Around half of the anthropogenous CO2 emissions don't remain in the earth's atmosphere and are absorbed by the oceans and by plants. But these natural carbon reducers may have been overestimated. The forests of the mid-range and high northern latitudes probably absorb 40 percent less carbon dioxide than climate change calculations estimate, according to a multinational study recently published in Science magazine. Kevin Gurney, climate researcher at Purdue University in West Lafayette in the US, said it was wrong to assume that the biosphere will somehow come to the rescue. Trees can't absorb that much additional CO2, he said.
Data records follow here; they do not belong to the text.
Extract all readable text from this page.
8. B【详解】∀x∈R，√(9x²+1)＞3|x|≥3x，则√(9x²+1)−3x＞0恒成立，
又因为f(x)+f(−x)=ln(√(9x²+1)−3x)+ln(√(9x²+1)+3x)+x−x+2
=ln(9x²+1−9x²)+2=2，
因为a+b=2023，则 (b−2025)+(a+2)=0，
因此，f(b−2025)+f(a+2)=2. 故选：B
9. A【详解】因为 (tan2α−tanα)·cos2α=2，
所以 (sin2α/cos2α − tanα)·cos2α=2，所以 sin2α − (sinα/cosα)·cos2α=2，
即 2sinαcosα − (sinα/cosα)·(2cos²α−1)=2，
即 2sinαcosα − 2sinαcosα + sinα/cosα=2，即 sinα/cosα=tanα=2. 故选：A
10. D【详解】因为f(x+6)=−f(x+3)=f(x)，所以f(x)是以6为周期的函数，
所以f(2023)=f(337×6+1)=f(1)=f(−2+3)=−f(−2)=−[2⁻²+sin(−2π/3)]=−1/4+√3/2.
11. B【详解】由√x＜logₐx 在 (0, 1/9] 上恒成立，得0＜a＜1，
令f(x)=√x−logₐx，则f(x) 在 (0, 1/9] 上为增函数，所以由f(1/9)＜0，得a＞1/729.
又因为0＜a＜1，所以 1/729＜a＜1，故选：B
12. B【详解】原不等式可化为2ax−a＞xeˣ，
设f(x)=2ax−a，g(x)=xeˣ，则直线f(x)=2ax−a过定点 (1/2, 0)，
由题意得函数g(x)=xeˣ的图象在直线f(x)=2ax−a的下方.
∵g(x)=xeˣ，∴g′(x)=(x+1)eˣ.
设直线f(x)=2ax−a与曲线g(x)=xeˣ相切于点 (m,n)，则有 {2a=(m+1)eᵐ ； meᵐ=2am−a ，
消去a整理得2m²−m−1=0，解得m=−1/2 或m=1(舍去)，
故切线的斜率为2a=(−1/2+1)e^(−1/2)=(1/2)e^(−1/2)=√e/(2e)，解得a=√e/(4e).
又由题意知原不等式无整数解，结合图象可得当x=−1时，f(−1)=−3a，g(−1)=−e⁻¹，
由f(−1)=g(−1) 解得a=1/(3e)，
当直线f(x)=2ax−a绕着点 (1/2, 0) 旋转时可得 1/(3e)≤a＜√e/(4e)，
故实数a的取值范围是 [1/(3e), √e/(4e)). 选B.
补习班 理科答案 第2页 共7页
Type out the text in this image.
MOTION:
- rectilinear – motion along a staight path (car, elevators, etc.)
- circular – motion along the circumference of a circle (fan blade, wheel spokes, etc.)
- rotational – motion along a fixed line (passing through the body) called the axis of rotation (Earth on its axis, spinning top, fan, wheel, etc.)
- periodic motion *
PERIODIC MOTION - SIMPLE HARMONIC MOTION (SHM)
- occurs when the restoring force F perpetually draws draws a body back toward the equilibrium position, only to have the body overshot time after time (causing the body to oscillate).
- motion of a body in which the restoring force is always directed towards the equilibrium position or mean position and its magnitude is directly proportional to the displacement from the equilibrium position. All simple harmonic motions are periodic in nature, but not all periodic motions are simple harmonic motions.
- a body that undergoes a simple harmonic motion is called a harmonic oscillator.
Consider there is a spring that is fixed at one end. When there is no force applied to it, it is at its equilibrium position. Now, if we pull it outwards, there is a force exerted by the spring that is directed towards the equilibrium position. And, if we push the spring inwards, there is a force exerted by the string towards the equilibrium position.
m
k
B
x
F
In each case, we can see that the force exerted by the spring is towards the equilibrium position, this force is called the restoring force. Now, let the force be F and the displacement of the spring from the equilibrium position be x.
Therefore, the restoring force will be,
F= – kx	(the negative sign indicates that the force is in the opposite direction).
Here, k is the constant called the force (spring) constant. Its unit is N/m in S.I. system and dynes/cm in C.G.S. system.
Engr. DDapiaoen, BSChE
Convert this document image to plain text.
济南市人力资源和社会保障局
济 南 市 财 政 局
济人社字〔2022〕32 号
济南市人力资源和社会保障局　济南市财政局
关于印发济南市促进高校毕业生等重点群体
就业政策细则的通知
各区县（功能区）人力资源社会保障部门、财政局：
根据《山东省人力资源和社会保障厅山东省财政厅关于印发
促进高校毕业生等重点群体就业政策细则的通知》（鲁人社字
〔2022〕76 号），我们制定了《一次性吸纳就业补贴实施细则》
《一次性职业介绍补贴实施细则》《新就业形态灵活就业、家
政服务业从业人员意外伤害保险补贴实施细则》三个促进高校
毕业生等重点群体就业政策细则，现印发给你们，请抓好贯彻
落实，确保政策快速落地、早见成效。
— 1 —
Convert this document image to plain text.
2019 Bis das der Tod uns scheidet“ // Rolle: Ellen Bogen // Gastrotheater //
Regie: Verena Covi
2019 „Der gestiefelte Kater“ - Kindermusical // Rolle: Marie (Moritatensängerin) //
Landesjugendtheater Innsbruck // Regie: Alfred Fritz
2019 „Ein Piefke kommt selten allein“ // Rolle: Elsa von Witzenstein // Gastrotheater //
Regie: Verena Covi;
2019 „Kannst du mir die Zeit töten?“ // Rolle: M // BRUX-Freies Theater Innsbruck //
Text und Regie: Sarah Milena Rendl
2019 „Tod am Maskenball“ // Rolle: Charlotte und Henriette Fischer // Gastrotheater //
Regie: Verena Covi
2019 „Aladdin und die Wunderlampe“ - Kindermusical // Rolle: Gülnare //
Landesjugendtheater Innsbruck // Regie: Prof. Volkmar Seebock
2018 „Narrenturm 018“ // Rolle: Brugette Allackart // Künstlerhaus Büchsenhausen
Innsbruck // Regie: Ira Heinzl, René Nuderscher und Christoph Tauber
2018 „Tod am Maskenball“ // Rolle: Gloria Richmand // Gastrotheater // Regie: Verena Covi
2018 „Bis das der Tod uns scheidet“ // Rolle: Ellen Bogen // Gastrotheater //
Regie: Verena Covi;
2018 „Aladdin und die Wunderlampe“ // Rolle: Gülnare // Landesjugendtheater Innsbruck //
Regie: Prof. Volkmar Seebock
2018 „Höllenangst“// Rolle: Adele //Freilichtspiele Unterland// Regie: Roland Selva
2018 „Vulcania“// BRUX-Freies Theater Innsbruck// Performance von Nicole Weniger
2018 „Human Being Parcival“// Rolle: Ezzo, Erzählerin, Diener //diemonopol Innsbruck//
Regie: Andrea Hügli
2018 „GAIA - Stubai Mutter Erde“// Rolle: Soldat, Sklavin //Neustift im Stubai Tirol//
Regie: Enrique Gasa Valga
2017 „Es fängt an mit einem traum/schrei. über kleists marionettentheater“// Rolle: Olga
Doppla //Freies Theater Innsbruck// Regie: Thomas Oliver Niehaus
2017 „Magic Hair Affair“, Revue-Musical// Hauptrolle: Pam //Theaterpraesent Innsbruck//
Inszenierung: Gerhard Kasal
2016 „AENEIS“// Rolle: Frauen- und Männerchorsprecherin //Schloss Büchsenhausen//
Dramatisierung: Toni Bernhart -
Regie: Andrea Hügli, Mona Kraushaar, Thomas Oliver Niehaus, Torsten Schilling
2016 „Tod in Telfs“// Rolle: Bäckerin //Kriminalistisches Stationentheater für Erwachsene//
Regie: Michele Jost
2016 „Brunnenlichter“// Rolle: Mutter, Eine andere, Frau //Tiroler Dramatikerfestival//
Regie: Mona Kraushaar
Scientists are also taking a more cautious view of how much help the world's oceans can provide. Current measurements show that the North Sea's capacity to absorb CO2 is already declining. Belgian, Dutch, Canadian and US researchers referred to a "rapid decline in CO2 buffer capacity" in the Global Biogeochemical Cycles magazine. Other studies see a similar development in the entire North Atlantic.
There is a steady decline in sea ice in the Artic Ocean each summer. At the beginning of October the National Snow and Ice Data Center (NSIDC) reported a new record low for 2007. The entire ice surface amounted to just 4.3 million square kilometers -- 23 percent down from 2005, the previous record season. The legendary Northwest Passage was found to be free of Arctic ice. The NSIDC researchers now expect the Arctic to be free of ice during the summer from 2030 onwards -- decades earlier than forecast in the climate projections referred to the new IPCC report which foresees ice-free Arctic summers in the latter part of the 21st century.